In March 2014, Dugar got seed fund of $1 million from Accel Partners, investors of Angry Birds, Dropbox and Spotify. It raised $6 million Series A round of funds from Accel Partners, JAFCO Asia and a customer turned investor, which was a `great validation’ for Teabox, says Dugar.
Teabox is disrupting the $40 billion tea industry with its innovations in technology and the supply chain. Dugar says, “Our approach marks a clear departure from the norms of the tea industry. By applying innovations in design, supply chain and technology, we are able to offer a significantly better experience to customers across the world.

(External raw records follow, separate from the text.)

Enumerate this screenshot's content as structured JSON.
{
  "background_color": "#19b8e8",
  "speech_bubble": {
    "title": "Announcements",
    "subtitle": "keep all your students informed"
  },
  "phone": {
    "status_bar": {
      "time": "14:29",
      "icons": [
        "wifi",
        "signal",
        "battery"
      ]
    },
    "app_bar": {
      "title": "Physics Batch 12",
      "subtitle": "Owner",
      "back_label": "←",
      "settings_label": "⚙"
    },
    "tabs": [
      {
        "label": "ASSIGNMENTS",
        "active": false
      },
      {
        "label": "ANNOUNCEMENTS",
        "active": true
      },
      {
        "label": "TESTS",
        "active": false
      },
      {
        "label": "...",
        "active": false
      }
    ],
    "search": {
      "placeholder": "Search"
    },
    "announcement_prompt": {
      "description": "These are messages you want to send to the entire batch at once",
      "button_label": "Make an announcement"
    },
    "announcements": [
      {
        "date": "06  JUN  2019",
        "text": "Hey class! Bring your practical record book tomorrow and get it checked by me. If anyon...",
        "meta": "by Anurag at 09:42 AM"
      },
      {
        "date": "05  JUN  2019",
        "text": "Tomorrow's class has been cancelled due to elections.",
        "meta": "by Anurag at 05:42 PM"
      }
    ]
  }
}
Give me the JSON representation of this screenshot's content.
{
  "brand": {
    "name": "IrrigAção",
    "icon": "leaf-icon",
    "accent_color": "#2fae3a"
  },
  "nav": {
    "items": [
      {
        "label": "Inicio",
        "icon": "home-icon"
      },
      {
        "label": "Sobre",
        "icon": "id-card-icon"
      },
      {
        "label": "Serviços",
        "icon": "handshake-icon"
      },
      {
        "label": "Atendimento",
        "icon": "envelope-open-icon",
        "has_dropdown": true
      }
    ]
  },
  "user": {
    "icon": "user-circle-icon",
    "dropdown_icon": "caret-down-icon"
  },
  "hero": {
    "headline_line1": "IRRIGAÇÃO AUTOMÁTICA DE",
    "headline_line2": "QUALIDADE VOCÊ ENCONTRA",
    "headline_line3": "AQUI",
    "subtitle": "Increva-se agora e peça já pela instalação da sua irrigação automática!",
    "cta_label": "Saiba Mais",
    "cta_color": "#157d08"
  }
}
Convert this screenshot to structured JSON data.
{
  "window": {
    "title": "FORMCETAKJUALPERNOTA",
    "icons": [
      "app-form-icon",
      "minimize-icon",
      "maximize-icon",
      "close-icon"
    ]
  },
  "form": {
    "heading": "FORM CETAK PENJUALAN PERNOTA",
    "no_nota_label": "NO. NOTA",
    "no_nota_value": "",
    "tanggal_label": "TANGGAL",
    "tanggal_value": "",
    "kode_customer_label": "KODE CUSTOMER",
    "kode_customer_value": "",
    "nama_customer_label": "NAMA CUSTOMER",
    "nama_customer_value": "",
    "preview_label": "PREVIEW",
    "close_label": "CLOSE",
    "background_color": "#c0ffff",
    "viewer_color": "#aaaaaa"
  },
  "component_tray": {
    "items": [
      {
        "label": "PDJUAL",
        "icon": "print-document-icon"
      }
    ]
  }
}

”One of the first things that Dugar did to disrupt the industry was to set up a cold storage unit for tea. This is unheard of in the industry, he says. After production, premium tea is affected by exposure to air and oxygen or if it is not packed properly. The company sources the highest quality teas directly from over 200 growers and estates in Darjeeling, Assam, the Nilgiris and Nepal. Within 24-48 hours after the teas are brought to the company's processing warehouses, oxygen is removed from it and stored in the cold storage at minus 5 degrees Celsius. This ensures there is no deterioration of the product. The tea is then shipped to customers within five days. "Even if the customer makes drinks our tea after two years, he would find it tastes fresh," says Dugar, of the innovative technology.
One of the challenges that Dugar faced was that though there are a lot more people drinking tea in India, not many know that there are 200 to 300 varieties of tea. Worse, this mindboggling variety makes it difficult for the tea lover to decide which one to start with! To make that choice easier, when a customer goes to teabox.com, he is asked to rate his preference for chocolates, fruits, vegetables, spices, herbs, or even fresh grass. The site’s algorithm curates the responses and provides a selection of teas that it feels is suited to the potential customer’s palate. The customer is then sent three varieties of the curated product after payment is made. Every shipment includes a sample of another tea.
The major market for Teabox is outside India. “We have delivered over 30 million cups’ worth of tea to customers in 93 countries in the last three years,” says Duggal.
The company sells 300 varieties of tea ranging in costs from Rs 6,000 for green teas to Rs 1.5 lakh for white tea and other super premium varieties. The best selling tea at Teabox is the white tea for its fruity notes. The first flush produced in spring between March-May is another hot favourite of its consumers. It sells for Rs 30,000 a kg.
"I hope to give a Silicon Valley makeover to our tradition-bound tea industry. I want to introduce newer varieties of teas that are fresh and delicious that people can have anywhere in the world," he says.